I chased a group of fish down one alleyway through the rocks and they evaded my camera, swimming off down another alley. A kid in flippers and mask appeared seemingly out of nowhere and shot past me. It was a giant underwater playground of holes, rocks, cracks and fissures.
The Deep Hole
A group of kids stood on the slippery rocks around one of the spring vents- which resembled a giant well. The bravest dove into the opening and shot back up immediately. Everyone laughed.
“You can’t get very far down- the water pushes you back out,” one girl told us.
The kids compared diving techniques and strategies to out-do the spring’s water pressure as my son tried his hand at the dive. He bobbed back up immediately, as all the other kids did, with a surprised look on his face. “That water’s strong.”
I just smiled, knowingly. This 2nd magnitude spring pushes about 55 million gallons of water daily out of 4 vents. That’s a lot of pressure to fight against. One of the vents was supposedly 36 feet deep- and I suspected that was the one the kids were enjoying with their diving game. Sometimes there’s no winning against mother nature 😉
Is Salt Springs a Salt Water Spring?
A quick lick to your lips after swimming around the spring will tell you that Salt Springs is not really salt water. A high concentration of potassium, magnesium and yes, sodium, give this mineral rich spring it’s slight salinity, but it does not have the high salt amounts you’d find in the ocean, or even the Gulf waters.
Though despite not having a secret tunnel to the Atlantic, blue crabs can be found in this spring, a throw-back to when Florida was underwater millions of years ago.

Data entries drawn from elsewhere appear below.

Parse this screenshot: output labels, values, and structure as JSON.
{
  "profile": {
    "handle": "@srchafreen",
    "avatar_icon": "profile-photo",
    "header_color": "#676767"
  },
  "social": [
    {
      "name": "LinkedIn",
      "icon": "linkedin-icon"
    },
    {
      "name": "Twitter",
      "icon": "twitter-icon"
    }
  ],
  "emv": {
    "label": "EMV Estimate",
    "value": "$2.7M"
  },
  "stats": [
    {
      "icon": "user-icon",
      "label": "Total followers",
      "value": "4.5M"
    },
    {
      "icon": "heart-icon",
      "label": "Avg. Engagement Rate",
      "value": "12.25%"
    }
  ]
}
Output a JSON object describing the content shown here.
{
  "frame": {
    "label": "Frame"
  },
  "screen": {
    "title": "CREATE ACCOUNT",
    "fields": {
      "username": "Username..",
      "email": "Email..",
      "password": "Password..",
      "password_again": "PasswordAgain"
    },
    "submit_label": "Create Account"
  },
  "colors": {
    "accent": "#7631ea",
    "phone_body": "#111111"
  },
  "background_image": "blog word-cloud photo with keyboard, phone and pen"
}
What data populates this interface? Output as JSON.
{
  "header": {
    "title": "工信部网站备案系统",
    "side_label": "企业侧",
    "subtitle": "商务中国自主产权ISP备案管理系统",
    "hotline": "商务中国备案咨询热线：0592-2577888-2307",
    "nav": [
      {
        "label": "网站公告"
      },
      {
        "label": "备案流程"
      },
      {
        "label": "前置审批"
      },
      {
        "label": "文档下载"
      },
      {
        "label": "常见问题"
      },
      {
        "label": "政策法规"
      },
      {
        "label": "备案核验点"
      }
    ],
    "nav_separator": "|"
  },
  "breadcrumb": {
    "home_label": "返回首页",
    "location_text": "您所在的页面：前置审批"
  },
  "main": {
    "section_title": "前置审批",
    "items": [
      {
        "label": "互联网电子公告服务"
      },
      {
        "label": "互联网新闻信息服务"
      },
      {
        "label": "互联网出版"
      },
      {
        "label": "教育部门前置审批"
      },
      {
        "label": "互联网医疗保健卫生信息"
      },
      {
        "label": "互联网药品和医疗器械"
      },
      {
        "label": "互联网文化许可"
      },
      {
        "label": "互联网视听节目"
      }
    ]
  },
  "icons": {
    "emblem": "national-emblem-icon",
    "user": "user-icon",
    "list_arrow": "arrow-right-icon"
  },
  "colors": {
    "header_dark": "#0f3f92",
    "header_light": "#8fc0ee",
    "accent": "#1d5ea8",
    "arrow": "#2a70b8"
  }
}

Salt Springs is an enjoyable swimming hole, but in order to see the spring vents, you need to be able to swim. When we visited, the water levels were high and it was a swim to reach the rocks and vents. Wear a mask and snorkel to enjoy this spring or bring a swim noodle or tube and float around the mineral rich waters at the swimming area.
The swimming area is roped off and beyond that is Salt Run, a 5 mile waterway to Lake George. You can access it through the paddle launch in the Salt Springs Recreation Area or the boat launch at the Salt Springs Marina.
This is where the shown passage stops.